A blog dedicated to the development of Catholic legal theory.
Affiliated with the Program on Church, State & Society at Notre Dame Law School.

Thursday, August 2, 2007

Minimum Wage, Literally

From Newsweek (HT BoingBoing):

Wal-Mart is Mexico’s largest private-sector employer in the nation today, with nearly 150,000 local residents on its payroll. An additional 19,000 youngsters between the ages of 14 and 16 work after school in hundreds of Wal-Mart stores, mostly as grocery baggers, throughout Mexico—and none of them receives a red cent in wages or fringe benefits. The company doesn’t try to conceal this practice: its 62 Superama supermarkets display blue signs with white letters that tell shoppers: OUR VOLUNTEER PACKERS COLLECT NO SALARY, ONLY THE GRATUITY THAT YOU GIVE THEM. SUPERAMA THANKS YOU FOR YOUR UNDERSTANDING. The use of unsalaried youths is legal in Mexico because the kids are said to be “volunteering” their services to Wal-Mart and are therefore not subject to the requirements and regulations that would otherwise apply under the country’s labor laws.
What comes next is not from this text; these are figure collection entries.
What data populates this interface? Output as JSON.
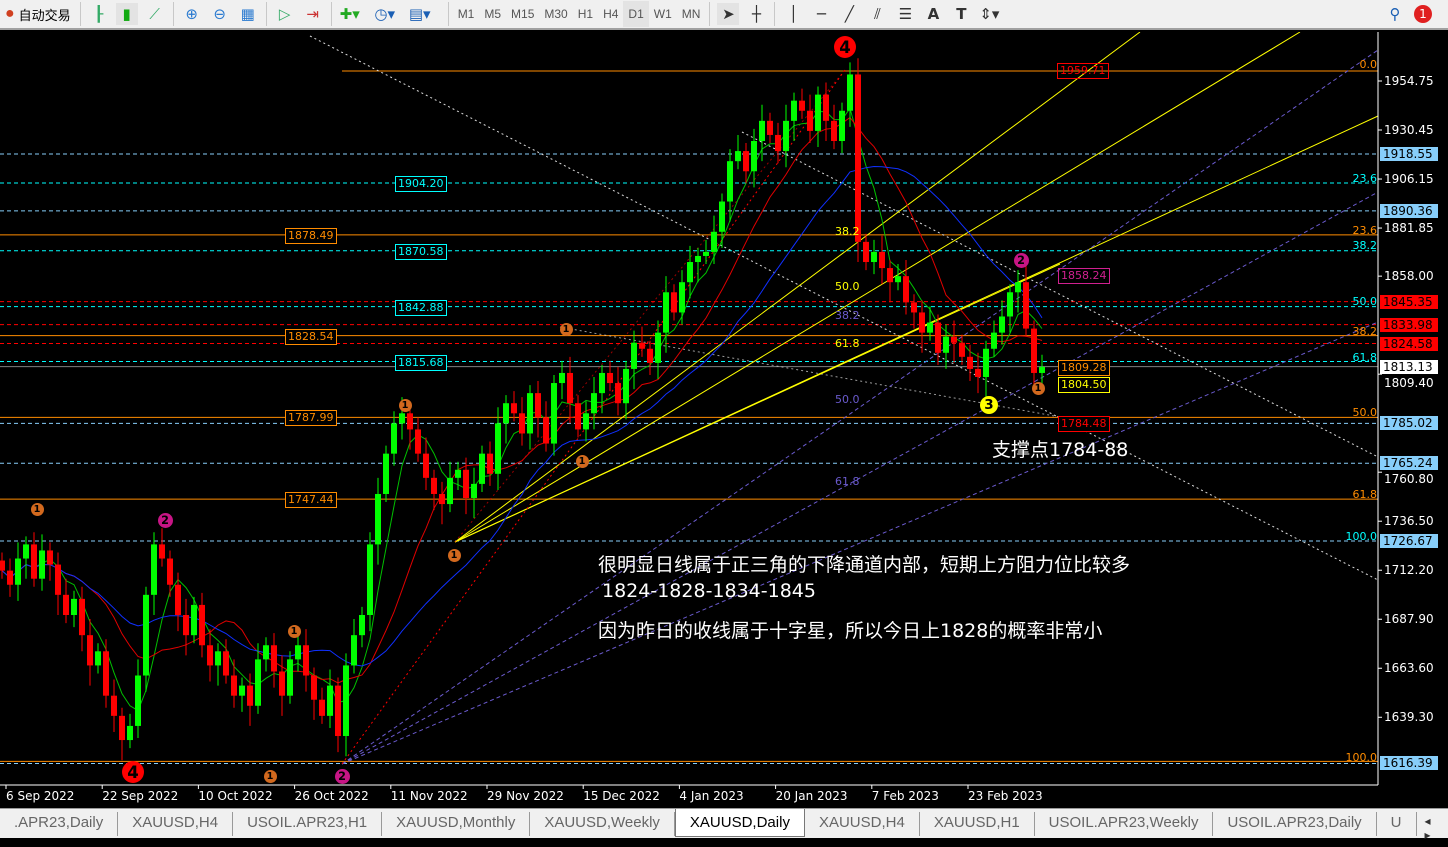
{
  "toolbar": {
    "auto_trading": "自动交易",
    "timeframes": [
      "M1",
      "M5",
      "M15",
      "M30",
      "H1",
      "H4",
      "D1",
      "W1",
      "MN"
    ],
    "active_timeframe": "D1",
    "notification_count": "1",
    "icons": [
      "bar-chart-icon",
      "candlestick-icon",
      "line-chart-icon",
      "zoom-in-icon",
      "zoom-out-icon",
      "tile-windows-icon",
      "autoscroll-icon",
      "chart-shift-icon",
      "new-order-icon",
      "clock-icon",
      "indicators-icon",
      "cursor-icon",
      "crosshair-icon",
      "vertical-line-icon",
      "horizontal-line-icon",
      "trendline-icon",
      "equidistant-channel-icon",
      "fibonacci-icon",
      "text-icon",
      "text-label-icon",
      "arrows-icon",
      "search-icon",
      "notification-icon"
    ]
  },
  "axis": {
    "ticks": [
      "1954.75",
      "1930.45",
      "1906.15",
      "1881.85",
      "1858.00",
      "1809.40",
      "1760.80",
      "1736.50",
      "1712.20",
      "1687.90",
      "1663.60",
      "1639.30"
    ],
    "tick_values": [
      1954.75,
      1930.45,
      1906.15,
      1881.85,
      1858.0,
      1809.4,
      1760.8,
      1736.5,
      1712.2,
      1687.9,
      1663.6,
      1639.3
    ],
    "labels": [
      {
        "text": "1918.55",
        "price": 1918.55,
        "bg": "#87cefa"
      },
      {
        "text": "1890.36",
        "price": 1890.36,
        "bg": "#87cefa"
      },
      {
        "text": "1845.35",
        "price": 1845.35,
        "bg": "#ff0000"
      },
      {
        "text": "1833.98",
        "price": 1833.98,
        "bg": "#ff0000"
      },
      {
        "text": "1824.58",
        "price": 1824.58,
        "bg": "#ff0000"
      },
      {
        "text": "1813.13",
        "price": 1813.13,
        "bg": "#ffffff"
      },
      {
        "text": "1785.02",
        "price": 1785.02,
        "bg": "#87cefa"
      },
      {
        "text": "1765.24",
        "price": 1765.24,
        "bg": "#87cefa"
      },
      {
        "text": "1726.67",
        "price": 1726.67,
        "bg": "#87cefa"
      },
      {
        "text": "1616.39",
        "price": 1616.39,
        "bg": "#87cefa"
      }
    ]
  },
  "dates": [
    "6 Sep 2022",
    "22 Sep 2022",
    "10 Oct 2022",
    "26 Oct 2022",
    "11 Nov 2022",
    "29 Nov 2022",
    "15 Dec 2022",
    "4 Jan 2023",
    "20 Jan 2023",
    "7 Feb 2023",
    "23 Feb 2023"
  ],
  "levels": [
    {
      "price": 1959.71,
      "color": "#ff8c00",
      "style": "solid",
      "group": "top"
    },
    {
      "price": 1918.55,
      "color": "#87cefa",
      "style": "dash"
    },
    {
      "price": 1904.2,
      "color": "#00ffff",
      "style": "dash",
      "label": "1904.20",
      "group": "cyan"
    },
    {
      "price": 1890.36,
      "color": "#87cefa",
      "style": "dash"
    },
    {
      "price": 1878.49,
      "color": "#ff8c00",
      "style": "solid",
      "label": "1878.49",
      "group": "orange"
    },
    {
      "price": 1870.58,
      "color": "#00ffff",
      "style": "dash",
      "label": "1870.58",
      "group": "cyan"
    },
    {
      "price": 1845.35,
      "color": "#ff0000",
      "style": "dash"
    },
    {
      "price": 1842.88,
      "color": "#00ffff",
      "style": "dash",
      "label": "1842.88",
      "group": "cyan"
    },
    {
      "price": 1833.98,
      "color": "#ff0000",
      "style": "dash"
    },
    {
      "price": 1828.54,
      "color": "#ff8c00",
      "style": "solid",
      "label": "1828.54",
      "group": "orange"
    },
    {
      "price": 1824.58,
      "color": "#ff0000",
      "style": "dash"
    },
    {
      "price": 1815.68,
      "color": "#00ffff",
      "style": "dash",
      "label": "1815.68",
      "group": "cyan"
    },
    {
      "price": 1813.13,
      "color": "#808080",
      "style": "solid"
    },
    {
      "price": 1787.99,
      "color": "#ff8c00",
      "style": "solid",
      "label": "1787.99",
      "group": "orange"
    },
    {
      "price": 1785.02,
      "color": "#87cefa",
      "style": "dash"
    },
    {
      "price": 1765.24,
      "color": "#87cefa",
      "style": "dash"
    },
    {
      "price": 1747.44,
      "color": "#ff8c00",
      "style": "solid",
      "label": "1747.44",
      "group": "orange"
    },
    {
      "price": 1726.67,
      "color": "#87cefa",
      "style": "dash"
    },
    {
      "price": 1617.4,
      "color": "#ff8c00",
      "style": "solid"
    },
    {
      "price": 1616.39,
      "color": "#87cefa",
      "style": "dash"
    }
  ],
  "fib_labels_right": [
    {
      "text": "0.0",
      "price": 1962.5,
      "color": "#ff8c00"
    },
    {
      "text": "23.6",
      "price": 1906.2,
      "color": "#00ffff"
    },
    {
      "text": "23.6",
      "price": 1880.5,
      "color": "#ff8c00"
    },
    {
      "text": "38.2",
      "price": 1873.0,
      "color": "#00ffff"
    },
    {
      "text": "50.0",
      "price": 1845.4,
      "color": "#00ffff"
    },
    {
      "text": "38.2",
      "price": 1830.5,
      "color": "#ff8c00"
    },
    {
      "text": "61.8",
      "price": 1817.5,
      "color": "#00ffff"
    },
    {
      "text": "50.0",
      "price": 1790.0,
      "color": "#ff8c00"
    },
    {
      "text": "61.8",
      "price": 1749.5,
      "color": "#ff8c00"
    },
    {
      "text": "100.0",
      "price": 1728.5,
      "color": "#00ffff"
    },
    {
      "text": "100.0",
      "price": 1619.0,
      "color": "#ff8c00"
    }
  ],
  "fib_labels_mid": [
    {
      "text": "38.2",
      "price": 1880.0,
      "color": "#ffff00"
    },
    {
      "text": "50.0",
      "price": 1852.5,
      "color": "#ffff00"
    },
    {
      "text": "38.2",
      "price": 1838.0,
      "color": "#6a5acd"
    },
    {
      "text": "61.8",
      "price": 1824.5,
      "color": "#ffff00"
    },
    {
      "text": "50.0",
      "price": 1796.5,
      "color": "#6a5acd"
    },
    {
      "text": "61.8",
      "price": 1756.0,
      "color": "#6a5acd"
    }
  ],
  "price_tags": [
    {
      "text": "1959.71",
      "color": "#ff0000"
    },
    {
      "text": "1858.24",
      "color": "#d02090"
    },
    {
      "text": "1809.28",
      "color": "#ff8c00"
    },
    {
      "text": "1804.50",
      "color": "#ffff00"
    },
    {
      "text": "1784.48",
      "color": "#ff0000"
    }
  ],
  "markers": [
    {
      "text": "4",
      "color": "#ff0000",
      "size": "big"
    },
    {
      "text": "4",
      "color": "#ff0000",
      "size": "big"
    },
    {
      "text": "1",
      "color": "#d2691e"
    },
    {
      "text": "1",
      "color": "#d2691e"
    },
    {
      "text": "1",
      "color": "#d2691e"
    },
    {
      "text": "1",
      "color": "#d2691e"
    },
    {
      "text": "1",
      "color": "#d2691e"
    },
    {
      "text": "1",
      "color": "#d2691e"
    },
    {
      "text": "1",
      "color": "#d2691e"
    },
    {
      "text": "1",
      "color": "#d2691e"
    },
    {
      "text": "2",
      "color": "#c71585"
    },
    {
      "text": "2",
      "color": "#c71585"
    },
    {
      "text": "2",
      "color": "#c71585"
    },
    {
      "text": "3",
      "color": "#ffff00"
    }
  ],
  "notes": {
    "support": "支撑点1784-88",
    "line1": "很明显日线属于正三角的下降通道内部，短期上方阻力位比较多",
    "line2": "1824-1828-1834-1845",
    "line3": "因为昨日的收线属于十字星，所以今日上1828的概率非常小"
  },
  "candles": {
    "closes": [
      1712,
      1705,
      1718,
      1725,
      1708,
      1722,
      1715,
      1700,
      1690,
      1698,
      1680,
      1665,
      1672,
      1650,
      1640,
      1628,
      1635,
      1660,
      1700,
      1725,
      1718,
      1705,
      1690,
      1680,
      1695,
      1675,
      1665,
      1672,
      1660,
      1650,
      1655,
      1645,
      1668,
      1675,
      1662,
      1650,
      1668,
      1675,
      1660,
      1648,
      1640,
      1655,
      1630,
      1665,
      1680,
      1690,
      1725,
      1750,
      1770,
      1785,
      1790,
      1782,
      1770,
      1758,
      1750,
      1745,
      1758,
      1762,
      1748,
      1755,
      1770,
      1760,
      1785,
      1795,
      1790,
      1780,
      1800,
      1788,
      1775,
      1805,
      1810,
      1795,
      1782,
      1790,
      1800,
      1810,
      1805,
      1795,
      1812,
      1825,
      1822,
      1815,
      1830,
      1850,
      1840,
      1855,
      1865,
      1868,
      1870,
      1880,
      1895,
      1915,
      1920,
      1910,
      1925,
      1935,
      1928,
      1920,
      1935,
      1945,
      1940,
      1930,
      1948,
      1935,
      1925,
      1940,
      1958,
      1875,
      1865,
      1870,
      1862,
      1855,
      1858,
      1845,
      1840,
      1830,
      1835,
      1820,
      1828,
      1825,
      1818,
      1812,
      1808,
      1822,
      1830,
      1838,
      1850,
      1855,
      1832,
      1810,
      1813
    ],
    "up_color": "#00ff00",
    "down_color": "#ff0000"
  },
  "tabs": [
    ".APR23,Daily",
    "XAUUSD,H4",
    "USOIL.APR23,H1",
    "XAUUSD,Monthly",
    "XAUUSD,Weekly",
    "XAUUSD,Daily",
    "XAUUSD,H4",
    "XAUUSD,H1",
    "USOIL.APR23,Weekly",
    "USOIL.APR23,Daily",
    "U"
  ],
  "active_tab": 5
}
But some officials south of the U.S. border nonetheless view the practice as regrettable, if not downright exploitative. “These kids should receive a salary,” says Labor Undersecretary Patricia Espinosa Torres. “If you ask me, I don’t think these kids should be working, but there are cultural and social circumstances [in Mexico] rooted in poverty and scarcity.”